C’è un ma: se è vero che questa enorme grazia della tua venuta è primariamente rivolta al tuo popolo, se è vero che questo enorme dono è prima di tutto per Israele, è anche vero che a me – cioè a noi pagani – bastano le briciole di questa grazia, gli avanzi di questo dono.

Le briciole della tua grazia sono più che sufficienti, gli avanzi del tuo dono – quello che cade dal tavolo e viene spazzato via oppure – appunto - mangiato dai cagnolini di casa – bastano perché mia figlia sia liberata e guarita.

Vorrei leggere queste parole della donna cananea non solo come una astutissima risposta alla frase un po’ sprezzante di Gesù, ma vorrei prendere sia le parole di Gesù, sia quelle della donna come affermazioni teologiche:

Gesù dice “io sono venuto per Israele”; la donna risponde: “Sì, tu sei venuto per Israele, ma i doni che porti al tuo popolo sono talmente sovrabbondanti che bastano perché anche noi pagani possiamo beneficiarne.

Ce n’è per tutti. Anche per me e anche per mia figlia.

La donna riconosce la precedenza del popolo di Israele, e non la vive come una umiliazione; d’altra parte la storia d’amore tra Dio e Israele durava da qualche secolo…

Se i cristiani avessero riconosciuto la precedenza di Israele e non si fossero, col tempo, sentiti superiori e poi quelli che avevano preso il posto di Israele, la storia sarebbe andata in modo diverso. Se i cristiani avessero imparato dalla donna cananea, la storia delle relazioni tra ebrei e cristiani sarebbe forse stata un’altra storia.

Il dialogo tra Gesù e la donna non è solo il dialogo tra uno che rifiuta (Gesù) e una che insiste per avere un miracolo (la donna), ma è un vero e proprio dialogo sul senso della missione di Gesù.

Per chi è venuto Gesù? Innanzitutto per il suo popolo, ma – ci dice questo racconto, se arriviamo fino alla fine – anche per chiunque abbia fede in lui. Ecco perché ha vinto la fede.

Gesù lo scopre qui, grazie a questo incontro? Prima lo aveva del tutto escluso? Dalle parole che dice alla donna sembra di sì, eppure aveva già guarito il figlio di un centurione romano, anche lui pagano… Ma sappiamo che i vangeli non sono un libro di matematica, in cui tutti i calcoli devono tornare…

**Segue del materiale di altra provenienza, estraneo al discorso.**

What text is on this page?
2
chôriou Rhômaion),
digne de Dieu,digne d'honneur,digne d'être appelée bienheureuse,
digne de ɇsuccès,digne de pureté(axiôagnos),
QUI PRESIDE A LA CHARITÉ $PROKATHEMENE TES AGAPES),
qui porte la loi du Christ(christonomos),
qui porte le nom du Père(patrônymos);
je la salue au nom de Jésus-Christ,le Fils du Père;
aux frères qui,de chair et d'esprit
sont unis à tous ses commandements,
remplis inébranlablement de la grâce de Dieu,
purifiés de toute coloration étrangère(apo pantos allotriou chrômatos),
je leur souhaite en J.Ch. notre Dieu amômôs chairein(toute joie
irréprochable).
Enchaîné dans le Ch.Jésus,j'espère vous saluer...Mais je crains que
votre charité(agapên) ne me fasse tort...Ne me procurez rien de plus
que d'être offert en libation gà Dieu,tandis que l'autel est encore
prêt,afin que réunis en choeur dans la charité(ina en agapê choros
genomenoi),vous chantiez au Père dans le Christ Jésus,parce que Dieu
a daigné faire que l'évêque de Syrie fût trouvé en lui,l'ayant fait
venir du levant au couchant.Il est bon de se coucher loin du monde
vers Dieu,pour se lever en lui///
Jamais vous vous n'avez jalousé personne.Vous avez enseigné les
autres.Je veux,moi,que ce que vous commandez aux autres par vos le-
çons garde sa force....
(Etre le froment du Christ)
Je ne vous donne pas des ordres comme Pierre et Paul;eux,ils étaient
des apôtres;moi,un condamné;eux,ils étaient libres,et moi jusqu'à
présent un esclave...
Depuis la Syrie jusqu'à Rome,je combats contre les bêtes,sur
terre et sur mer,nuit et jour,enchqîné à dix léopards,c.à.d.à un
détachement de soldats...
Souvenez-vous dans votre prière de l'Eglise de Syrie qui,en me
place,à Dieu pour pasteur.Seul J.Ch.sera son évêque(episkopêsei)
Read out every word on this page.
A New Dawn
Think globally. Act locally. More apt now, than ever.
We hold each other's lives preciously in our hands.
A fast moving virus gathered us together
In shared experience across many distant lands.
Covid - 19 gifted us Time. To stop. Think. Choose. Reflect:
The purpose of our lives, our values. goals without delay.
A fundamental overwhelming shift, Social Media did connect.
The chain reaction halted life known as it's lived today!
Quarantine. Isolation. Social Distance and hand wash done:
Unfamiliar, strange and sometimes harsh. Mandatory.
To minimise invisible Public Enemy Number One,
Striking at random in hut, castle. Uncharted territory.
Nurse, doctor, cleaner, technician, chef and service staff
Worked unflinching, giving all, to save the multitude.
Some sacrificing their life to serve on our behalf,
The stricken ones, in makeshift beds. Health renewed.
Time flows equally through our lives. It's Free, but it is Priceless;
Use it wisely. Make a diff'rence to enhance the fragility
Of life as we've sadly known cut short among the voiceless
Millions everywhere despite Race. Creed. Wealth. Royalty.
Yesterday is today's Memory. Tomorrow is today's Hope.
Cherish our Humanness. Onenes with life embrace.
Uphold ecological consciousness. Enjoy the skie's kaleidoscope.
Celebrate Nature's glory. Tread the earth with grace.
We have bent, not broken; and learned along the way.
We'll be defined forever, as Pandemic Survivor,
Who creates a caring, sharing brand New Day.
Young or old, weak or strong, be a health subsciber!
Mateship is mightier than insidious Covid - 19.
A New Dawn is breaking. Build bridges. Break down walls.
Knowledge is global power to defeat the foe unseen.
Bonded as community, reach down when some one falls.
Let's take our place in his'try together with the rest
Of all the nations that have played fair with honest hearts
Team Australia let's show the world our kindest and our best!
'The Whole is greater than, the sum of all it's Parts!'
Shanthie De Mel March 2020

Grande è la tua fede!” Non importa a che popolo appartieni, non importa la storia, la discendenza, la tradizione… Non importa nemmeno se sei donna o uomo, perché è significativo che in questo racconto sia una donna a parlare con Gesù, una donna non parlava in pubblico con un uomo… E lei non solo parla, ma dialoga, ribatte, insiste… perché grande è la sua fede.

Grande è la fede di chi pensa che bastano le briciole della grazia, le briciole dell’immenso amore di Gesù per essere salvati, liberati, guariti.

Riceviamo una lezione di fede da questa donna, una lezione di fede e di teologia. La riceve anche Gesù questa lezione, a quanto pare…

La grazia di Dio è per chiunque ha fede, per chiunque ha fede sono i doni di Dio. Tutto il resto non conta, il genere, la classe, il popolo, la provenienza, la cultura… solo la fede.

Questa lezione ci dà oggi questa donna, questa lezione ci dà la Parola di Dio attraverso questa donna. Ci dia il Signore di impararla e non dimenticarla e ci dia soprattutto una briciola della grande fede della donna cananea.